If employees are unable to identify particular wildlife examples, they are invited to photograph it and email it to Brown and his colleagues. A special advice line is also provided for biodiversity-related questions.
Among other results, the initiative has led to sightings of protected species including otters, birds of prey, badgers, water voles, bats and orchids.
As a related one-off, Anglian Water ran a one-week campaign in 2010. The Snapshot event encouraged all 3,700 employees to take 30 minutes out over their lunch break to report on examples of biodiversity at their work site.
The survey, which was timed to coincide with other Year of Biodiversity activities in the UK, yielded 234 records of 127 different species. Anglian Water has also obtained a more accurate understanding of the invasive species in its sites.
Alongside the field guide, Anglian Water operates a specialised biodiversity page on its intranet. Bright and uncluttered, the online resource went live in late 2008 as a way of flagging up the new guide.

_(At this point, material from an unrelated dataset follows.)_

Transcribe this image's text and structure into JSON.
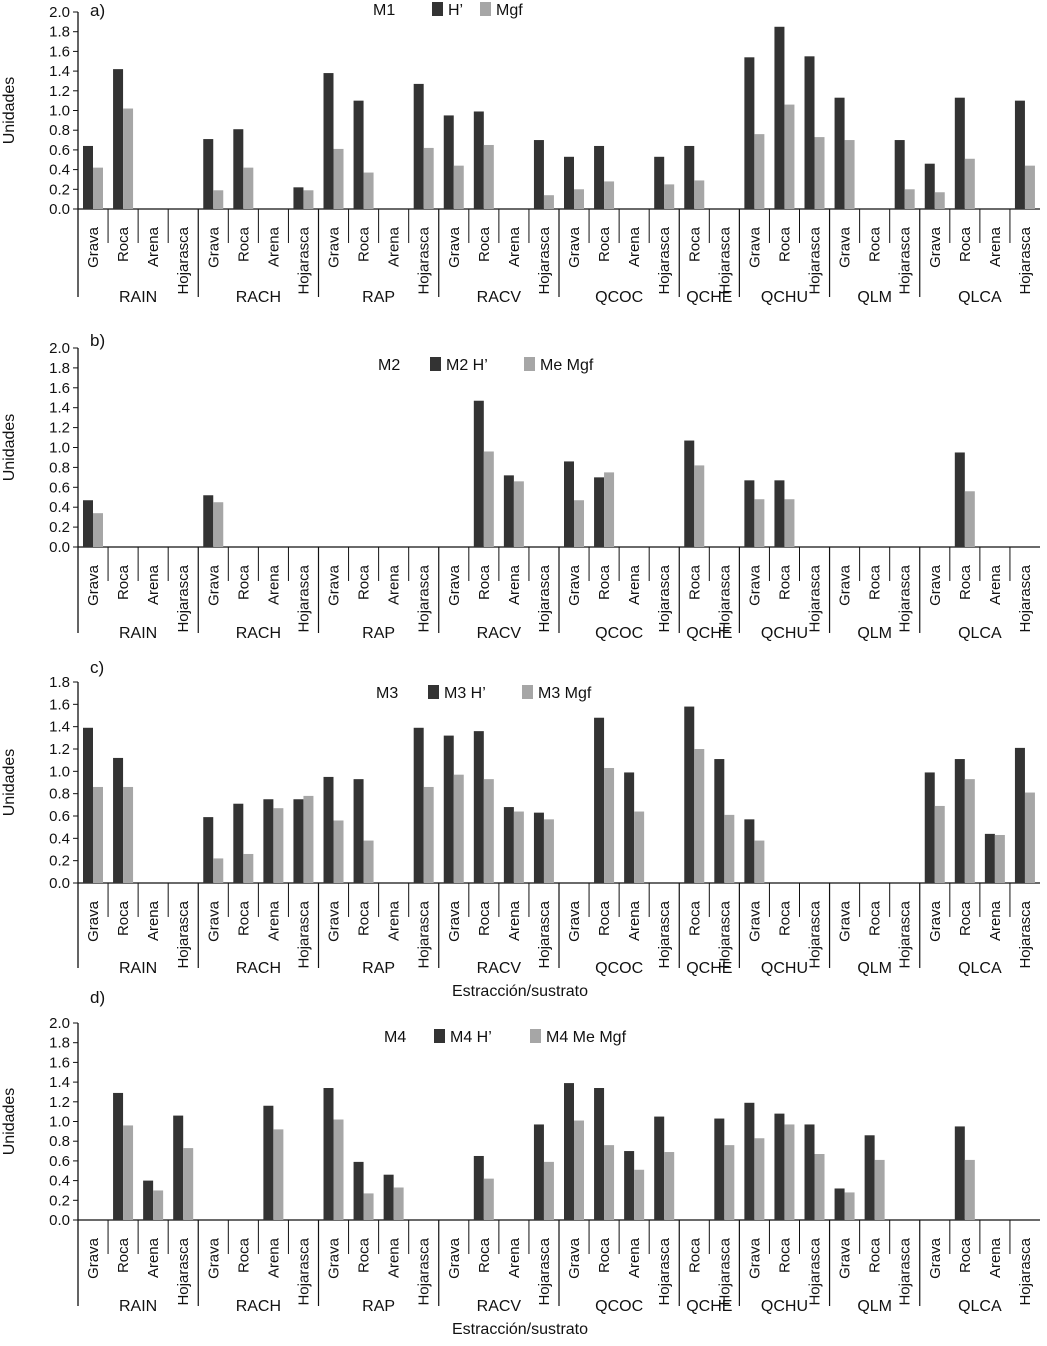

The site includes a regular blog from one of the company’s biodiversity officers as well as information on how to get involved in surveying work.
To increase employee interest, the company uses the site to post employee photographs, special surveys and competitions. The site also contains information on current legislation governing biodiversity. Details of Anglian Water’s internal biodiversity action plan, which has been in place since 1999, are provided as well.
Anglian Water is currently considering revamping its field guide for an external audience. The new-look guide will focus particularly on primary and secondary schoolchildren, 35,000 of whom visit the company’s education centres each year.
The company is also weighing up another edition for its five million customers. The guide will be accompanied by a sophisticated online database where customers can log their findings.